Gergen offered additional insight about the Court’s pending decision regarding the Patient Protection and Affordable Care Act in an interview following his address.

“In recent years, we have seen many more 5-4 decisions than in the past with a conservative bloc lining up against a more liberal bloc,” Gergen said. “In the case of Obamacare, the law could be struck down by 5 justices nominated by Republican presidents against 4 appointed by Democrats. I just hope we can keep our heads in the political storm that will follow.”

In his keynote address, Gergen said that the unanimous (9-0) 1954 Warren court decision in Brown V Board of Education of Topeka had a significant impact on the southern states’ acceptance of the legitimacy of the civil rights movement.

“If that decision had come out five to four it would have been a mess,” Gergen said. “People would have asked who the next president would be and who that president would appoint to the Supreme Court, and it would have dragged out for twenty years.”

George R. Johnson, Jr., Dean and Professor of Law at Elon University School of Law, commented on the value of the insights shared by O’Connor and Gergen.

“Justice O’Connor and David Gergen are two of the nation’s most accomplished, respected and insightful public figures,” Johnson said. “The insights they offered about the importance of public confidence in the impartiality of our nation’s highest court enriched a valuable discussion at our first Conference on Law and Leadership about the roles that lawyers should play in our society, especially the leadership roles that lawyers have traditionally played and that our society and the profession expects of them.”

Information about the Conference on Law and Leadership is available at www.elon.edu/lawleadership.

This was Justice O’Connor’s third visit to Elon University School of Law.
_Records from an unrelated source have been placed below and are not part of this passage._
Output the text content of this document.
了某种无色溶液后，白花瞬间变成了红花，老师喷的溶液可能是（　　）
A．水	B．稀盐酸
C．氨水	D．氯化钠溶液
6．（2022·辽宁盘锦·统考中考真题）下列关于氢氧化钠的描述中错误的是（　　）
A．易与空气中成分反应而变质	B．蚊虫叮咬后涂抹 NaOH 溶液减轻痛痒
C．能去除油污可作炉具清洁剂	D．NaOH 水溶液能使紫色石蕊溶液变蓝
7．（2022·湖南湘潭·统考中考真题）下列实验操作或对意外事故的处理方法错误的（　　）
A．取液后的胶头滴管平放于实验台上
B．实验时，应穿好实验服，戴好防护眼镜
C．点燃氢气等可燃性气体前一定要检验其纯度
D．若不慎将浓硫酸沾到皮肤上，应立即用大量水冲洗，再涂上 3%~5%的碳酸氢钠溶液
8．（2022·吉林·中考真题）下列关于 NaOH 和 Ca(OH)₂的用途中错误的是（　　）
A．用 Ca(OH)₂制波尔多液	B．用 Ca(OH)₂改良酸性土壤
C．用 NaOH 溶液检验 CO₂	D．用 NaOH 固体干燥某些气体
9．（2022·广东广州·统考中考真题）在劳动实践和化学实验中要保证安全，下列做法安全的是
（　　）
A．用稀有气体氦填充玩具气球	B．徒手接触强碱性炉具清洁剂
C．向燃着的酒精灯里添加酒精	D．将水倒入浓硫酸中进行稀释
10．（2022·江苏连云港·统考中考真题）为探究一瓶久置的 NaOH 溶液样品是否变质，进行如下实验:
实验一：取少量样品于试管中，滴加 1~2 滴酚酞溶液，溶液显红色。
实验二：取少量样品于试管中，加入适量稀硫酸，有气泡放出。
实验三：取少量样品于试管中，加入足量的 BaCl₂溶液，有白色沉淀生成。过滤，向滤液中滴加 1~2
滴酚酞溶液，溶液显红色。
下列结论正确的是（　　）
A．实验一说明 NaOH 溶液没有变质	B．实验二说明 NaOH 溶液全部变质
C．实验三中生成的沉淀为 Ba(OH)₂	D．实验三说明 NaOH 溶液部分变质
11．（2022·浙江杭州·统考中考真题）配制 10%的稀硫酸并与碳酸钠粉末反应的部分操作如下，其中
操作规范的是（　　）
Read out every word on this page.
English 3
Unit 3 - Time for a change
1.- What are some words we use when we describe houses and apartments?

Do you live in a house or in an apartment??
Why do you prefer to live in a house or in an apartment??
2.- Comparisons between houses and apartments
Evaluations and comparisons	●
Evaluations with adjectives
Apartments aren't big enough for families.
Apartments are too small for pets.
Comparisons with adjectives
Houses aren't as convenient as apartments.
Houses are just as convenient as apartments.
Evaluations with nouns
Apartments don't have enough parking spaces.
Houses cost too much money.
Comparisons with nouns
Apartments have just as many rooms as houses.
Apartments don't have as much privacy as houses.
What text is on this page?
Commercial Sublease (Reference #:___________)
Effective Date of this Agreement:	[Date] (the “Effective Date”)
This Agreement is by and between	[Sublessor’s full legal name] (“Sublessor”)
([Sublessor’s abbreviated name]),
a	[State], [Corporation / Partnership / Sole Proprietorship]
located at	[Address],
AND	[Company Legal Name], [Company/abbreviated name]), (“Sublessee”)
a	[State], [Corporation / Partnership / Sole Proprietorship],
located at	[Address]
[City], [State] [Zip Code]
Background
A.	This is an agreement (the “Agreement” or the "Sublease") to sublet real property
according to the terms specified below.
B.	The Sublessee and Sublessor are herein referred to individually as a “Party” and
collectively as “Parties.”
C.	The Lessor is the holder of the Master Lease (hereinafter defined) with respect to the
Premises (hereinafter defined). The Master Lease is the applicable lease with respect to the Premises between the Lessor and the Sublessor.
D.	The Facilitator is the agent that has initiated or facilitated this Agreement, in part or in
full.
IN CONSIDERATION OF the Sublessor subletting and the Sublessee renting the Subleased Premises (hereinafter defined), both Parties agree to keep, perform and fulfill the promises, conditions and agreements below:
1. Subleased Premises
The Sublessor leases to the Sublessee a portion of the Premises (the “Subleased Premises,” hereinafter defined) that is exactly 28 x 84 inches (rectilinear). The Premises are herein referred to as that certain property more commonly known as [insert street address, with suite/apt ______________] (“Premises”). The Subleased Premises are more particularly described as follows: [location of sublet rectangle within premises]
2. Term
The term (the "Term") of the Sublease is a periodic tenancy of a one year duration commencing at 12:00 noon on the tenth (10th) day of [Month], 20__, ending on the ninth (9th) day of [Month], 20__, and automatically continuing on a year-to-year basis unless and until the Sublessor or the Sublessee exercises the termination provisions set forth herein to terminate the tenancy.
She dedicated the law school on September 16, 2006 and returned to the law school in March of 2010, delivering remarks on issues facing the judicial branch in federal and state government.

David Gergen is the Chair of the Elon University Law School Advisory Board. The former adviser to four United States presidents is Professor of Public Service and Director of the Center for Public Leadership at the Harvard Kennedy School.